The rate of interest is one per cent per annum above the prevailing Commonwealth Bank variable rate.  Interest is calculated daily.



If the Buyer forms the view that the goods delivered do not accord with the order placed it must notify QCA of this view in writing within 7 days, detailing the way in which the goods delivered do not accord with the order placed.
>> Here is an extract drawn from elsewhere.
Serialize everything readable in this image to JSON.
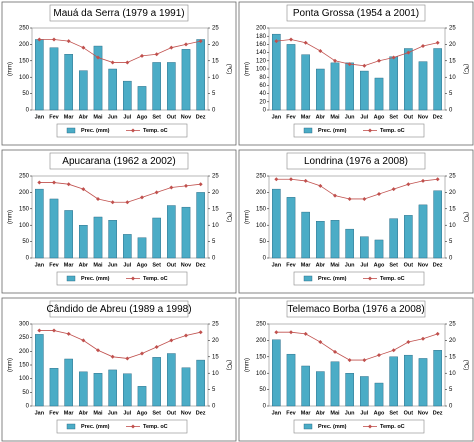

The Buyer is deemed to have accepted the goods as delivered if:


Any advice, recommendation, information, assistance or service provided by QCA in relation to the performance, application or appropriateness of use of the goods is given in good faith but is given without liability or responsibility on QCA’s part unless the provision of the Trade Practices Act 1974 (“The Act”) provide otherwise.



QCA warrants that:

·         it can give good title to the goods;

Buyer warrants that:

·         It has obtained all necessary permissions, licences and releases for copyright and all other rights in any images or artwork submitted by Buyer to PMS or the manufacturer for the creation of the goods; 


QCA’s liability in respect of breaches of express or implied condition and warranties, other than the warranty as to title is limited to any one of the following as determined by QCA: 

·         the replacement of goods or the supply of equivalent goods; or

QCA is not liable for any damage arising out of or in connection with, special, consequential, direct or indirect loss, damage, harm or injury suffered or incurred as a result of such a breach. 


The responsibility for loss of or damage to the goods passes to the Buyer upon delivery of the goods to the Buyer or its agents or to a destination nominated by the Buyer or to a carrier nominated by the Buyer.


Property in the goods remains with QCA until QCA receives full payment for the goods; or

If the Buyer fails, or if QCA believes the Buyer may fail, to pay for the goods when payment is due QCA may enter the Buyers premises and re-take possession of the goods.


Any advice given as to the date of intended delivery is given subject to the goods ordered being available and QCA having the capacity to effect delivery on that date.

A delivery charge applies. This charge may vary from area to area. Every care is taken in meeting customer’s requirements but no responsibility is taken for losses that may occur.


QCA shall not be liable for any failure to perform its obligations where such failure is as a result of Acts of Nature (including fire, flood, earthquake, storm, hurricane or other natural disaster), war, invasion, act of foreign enemies, hostilities (whether war is declared or not), civil war, rebellion, revolution, insurrection, military or usurped power or confiscation, terrorist activities, nationalisation, government sanction, blockage, embargo, labour dispute, strike, lockout or interruption or failure of power sources. This also includes but not limited to, shipments being cancelled or delayed by shipping lines, Customs, the Quarantine and the Agricultural Department or similar bodies where the delay is beyond QCA control.



QCA will make every endeavour to deliver the quantities of goods ordered by the Buyer, however, all goods delivered are subject to normal commercial allowances for overruns and shortages, the same to be charged for or deducted pro rata.



QCA’s agreement to continue to deliver or sell is always conditional upon it being satisfied of the Buyer’s ability to pay and comply with these conditions. If QCA ceases to be so satisfied it may suspend and/or terminate delivery and will not be liable in any way for any claim, damage, expense or cost arising from it and all monies then outstanding by the Buyer will immediately become due and payable and recoverable.



These Terms and Conditions and the relevant QCA Purchase Order & Quotation represent the entire agreement between QCA and the Buyer and supercede all prior negotiations, and representations. No other terms and conditions, representations or warranties, including those attached to any purchase order or document, whether received before or after the date of this agreement are included or implied, whether by law or otherwise unless agreed to in writing by QCA. Any alternations or additions to this agreement it must be in writing, signed by QCA and the Buyer.



In the event that it is held that one or more of these terms are not enforceable, the remaining terms will apply between the Buyer and QCA.